Tag des offenen Denkmals: Schwabinger Pathologie zu sehen

Schwabing · Tote lehren Lebende

Schon das Büro Riepertingers ist einen Besuch wert, mit der Einrichtung von 1910, einer funktionsfähigen Laufbodenkamera und weiteren Raritäten. 	F.: ko

Schon das Büro Riepertingers ist einen Besuch wert, mit der Einrichtung von 1910, einer funktionsfähigen Laufbodenkamera und weiteren Raritäten. F.: ko

Schwabing · Die lateinische Inschrift »Mortui vivos docent«, »Die Toten lehren die Lebenden«, prangt über den vier Tischen aus Edelstahl im Sektionssaal der Pathologie im Schwabinger Krankenhaus. Blitzsauber blinkt deren Oberfläche, an einem Ende liegen jeweils aufgereiht Arbeitsgeräte, Scheren zum Beispiel, oder Skalpelle.

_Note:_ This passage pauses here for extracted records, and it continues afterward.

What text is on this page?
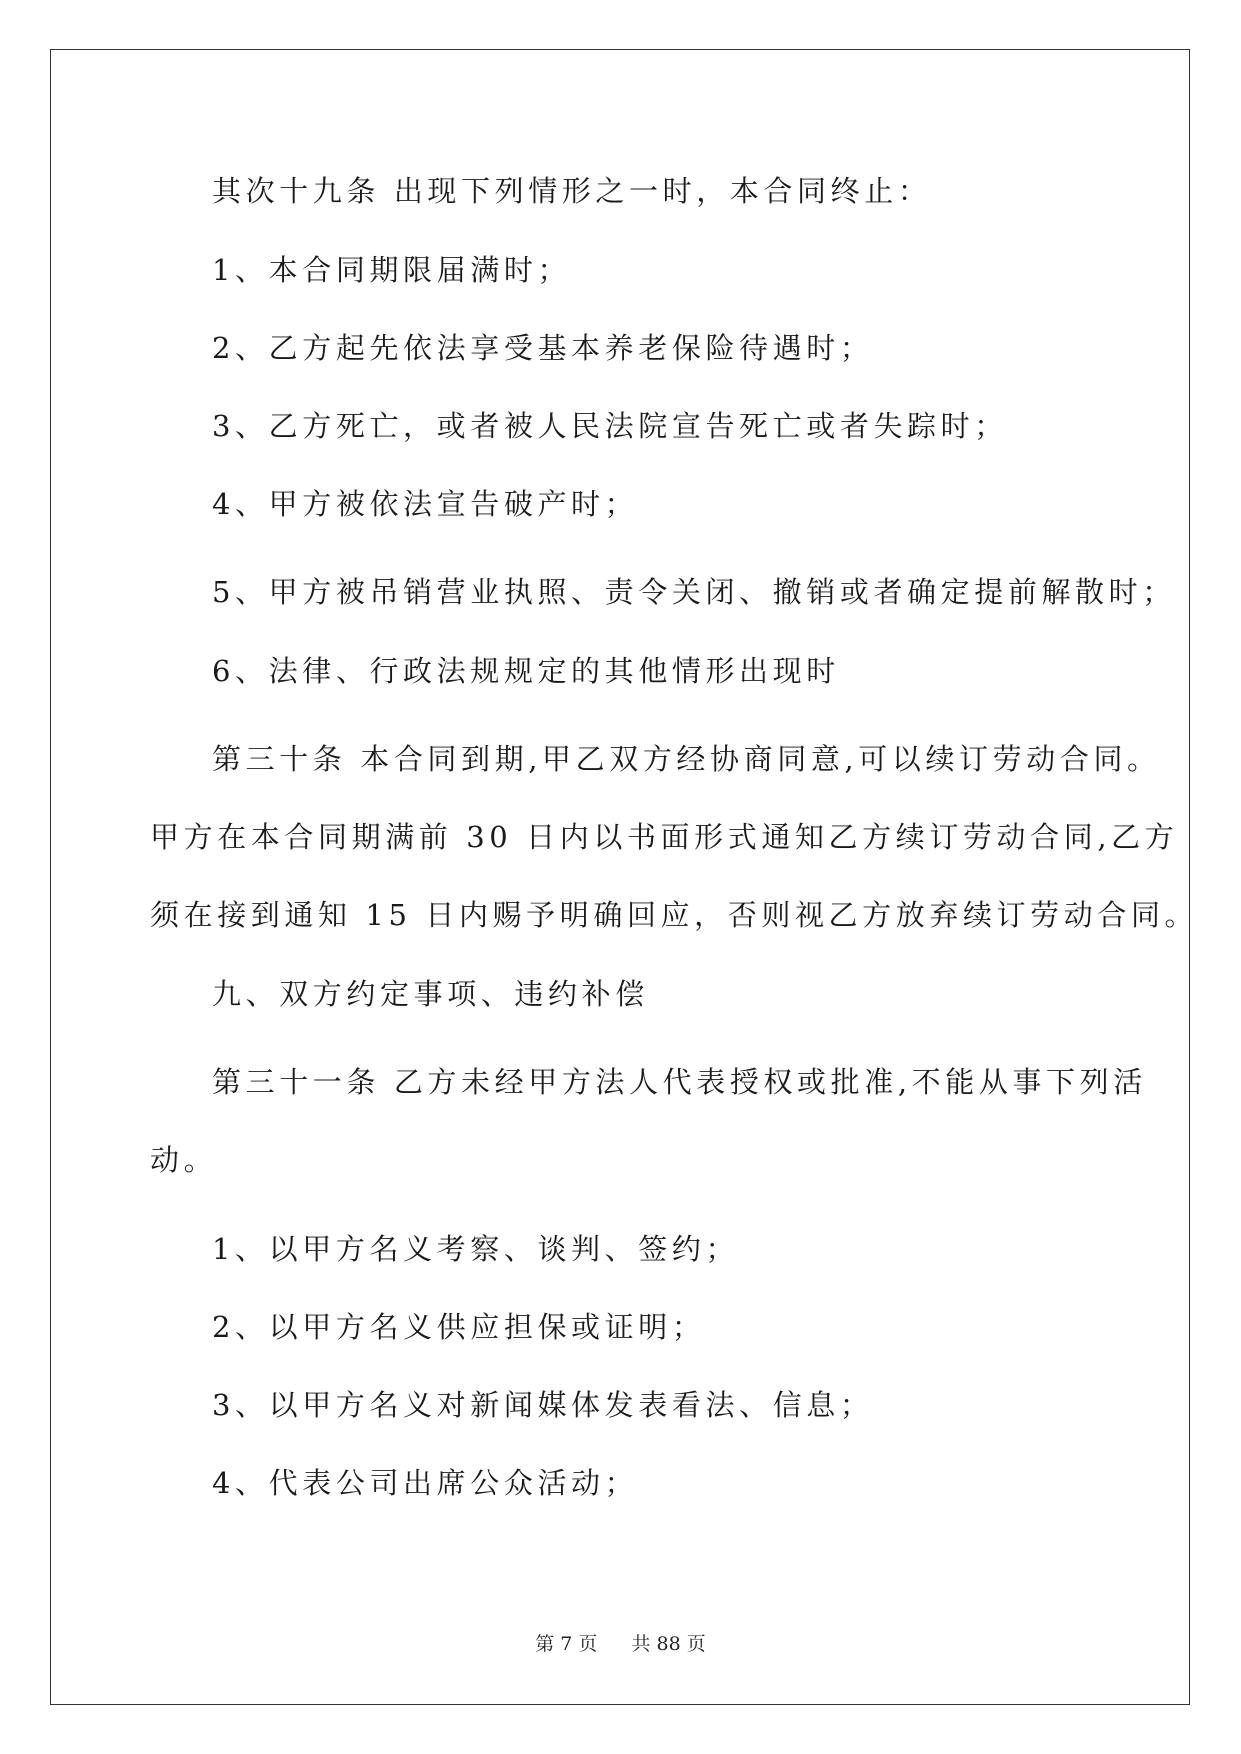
其次十九条 出现下列情形之一时，本合同终止：
1、本合同期限届满时；
2、乙方起先依法享受基本养老保险待遇时；
3、乙方死亡，或者被人民法院宣告死亡或者失踪时；
4、甲方被依法宣告破产时；
5、甲方被吊销营业执照、责令关闭、撤销或者确定提前解散时；
6、法律、行政法规规定的其他情形出现时
第三十条 本合同到期,甲乙双方经协商同意,可以续订劳动合同。
甲方在本合同期满前 30 日内以书面形式通知乙方续订劳动合同,乙方
须在接到通知 15 日内赐予明确回应，否则视乙方放弃续订劳动合同。
九、双方约定事项、违约补偿
第三十一条 乙方未经甲方法人代表授权或批准,不能从事下列活
动。
1、以甲方名义考察、谈判、签约；
2、以甲方名义供应担保或证明；
3、以甲方名义对新闻媒体发表看法、信息；
4、代表公司出席公众活动；
第 7 页 共 88 页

Acht Paar knallrote Gummihandschuhe an der Wand aufgehängt, ein Farbklecks inmitten des sterilen Weiß. In einer Ecke stehen große Glaskaraffen, laut Inschrift mit Formalin und Ethanol gefüllt. Über allem liegt der süßliche Hauch eines Reinigungsmittels. TV-Krimifans dürfte dies Bild nicht völlig unbekannt sein, auch wenn sie den Raum noch nie betreten haben. Denn der Sektionssaal war oft Schauplatz für Dreharbeiten, Szenen für »Tatort«, »Siska«, »Der Alte« oder »Polizeiruf 110« etwa wurden hier gefilmt. Und im Umbettraum der Pathologie, in dem die Verstorbenen aus dem Krankenhaus in Empfang genommen werden, wurde die Schlussszene des Films »Sophie Scholl – die letzten Tage« aus dem Jahr 2005 gedreht.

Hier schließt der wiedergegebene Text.